Ontario and Alberta are heading in opposite directions over their views of coal as a viable fuel source in the future.
Alberta, which holds massive coal reserves, has recently stepped up the sales pitch that coal should be at the forefront of future energy strategies and that it can be used in a clean and environmental manner.
Meanwhile, Ontario's Liberal government is struggling with a three-year-old election promise that it would close all of its older, polluting coal-fired plants in order to improve air quality in the heavily populated and industrialized south.
Ontario Premier Dalton McGuinty's government has already had to push back its target date to close all remaining coal-fired plants by two years to 2009 as the demand for energy continues to grow and new sources of supply from nuclear and natural-gas fired plants have yet to come on stream.

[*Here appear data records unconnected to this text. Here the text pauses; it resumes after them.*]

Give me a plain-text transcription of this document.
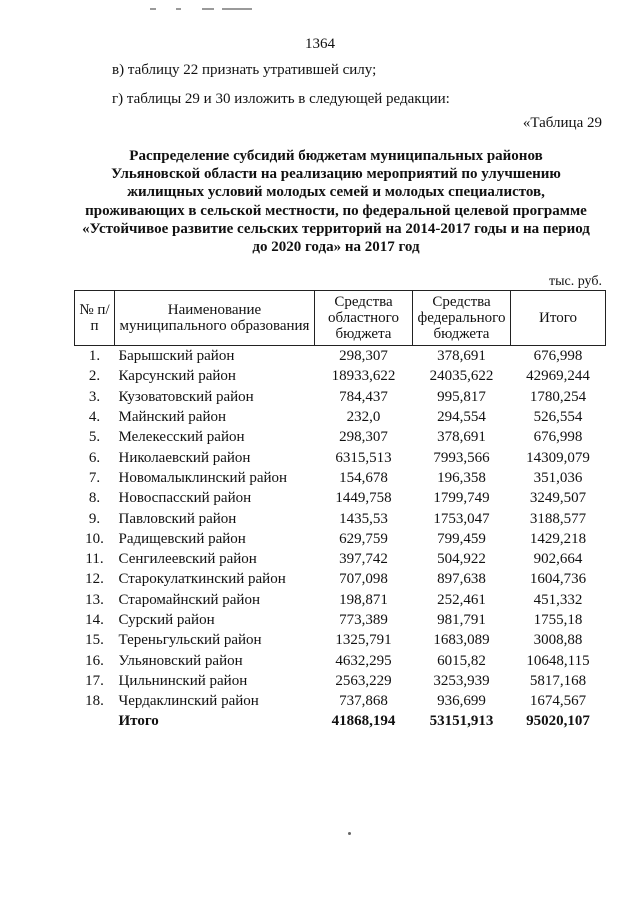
1364
в) таблицу 22 признать утратившей силу;
г) таблицы 29 и 30 изложить в следующей редакции:
«Таблица 29
Распределение субсидий бюджетам муниципальных районов
Ульяновской области на реализацию мероприятий по улучшению
жилищных условий молодых семей и молодых специалистов,
проживающих в сельской местности, по федеральной целевой программе
«Устойчивое развитие сельских территорий на 2014-2017 годы и на период
до 2020 года» на 2017 год
тыс. руб.
№ п/п	Наименование муниципального образования	Средства областного бюджета	Средства федерального бюджета	Итого
1.	Барышский район	298,307	378,691	676,998
2.	Карсунский район	18933,622	24035,622	42969,244
3.	Кузоватовский район	784,437	995,817	1780,254
4.	Майнский район	232,0	294,554	526,554
5.	Мелекесский район	298,307	378,691	676,998
6.	Николаевский район	6315,513	7993,566	14309,079
7.	Новомалыклинский район	154,678	196,358	351,036
8.	Новоспасский район	1449,758	1799,749	3249,507
9.	Павловский район	1435,53	1753,047	3188,577
10.	Радищевский район	629,759	799,459	1429,218
11.	Сенгилеевский район	397,742	504,922	902,664
12.	Старокулаткинский район	707,098	897,638	1604,736
13.	Старомайнский район	198,871	252,461	451,332
14.	Сурский район	773,389	981,791	1755,18
15.	Тереньгульский район	1325,791	1683,089	3008,88
16.	Ульяновский район	4632,295	6015,82	10648,115
17.	Цильнинский район	2563,229	3253,939	5817,168
18.	Чердаклинский район	737,868	936,699	1674,567
	Итого	41868,194	53151,913	95020,107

Instead of trying to push coal into the history books, Alberta believes that it will play a major role in the future energy policy of the province, Klein said Monday.
The premier said that he believes the cost of clean coal technology will come down in time.
And he likened the coal industry to northern Alberta's oilsands, where decades worth of technological advances have managed to dramatically lower production costs to the point where it's become an attractive, stable investment.
Helped by sustained, near-record crude prices, nearly every major Canadian energy company and a long list of international players, are now building or expanding in the oilsands, with a list of construction projects totalling upwards of $100 billion dollars over the next 10 to 15 years.
The oilsands industry "found ways to bring the cost of extracting oil down to a very reasonable cost where they're all just making a tremendous amount of money," said Klein.
"So it can happen with the coal industry."
Epcor Utilities Inc., owned by the City of Edmonton, said it would like to have a very low-emission, coal-gasification plant built and operating in Alberta by 2015.
But Epcor senior vice-president David Lewin said Monday that such a plant would cost more than $1 billion to build.
Epcor is currently looking for government funding to do the front-end engineering and design of the plant, and expects a group of companies would likely invest to cover the bulk of the costs.
"Because of the newness of the technology, inherent risks and likely the higher capital costs, it would be a consortium of utilities who would basically invest."
Such coal-gasification technology would enable the capture of carbon dioxide. And in Alberta, the possibility exists that the carbon dioxide could be sent to a pipeline to older oilfields where it is pumped down the wells to bring additional oil to the surface.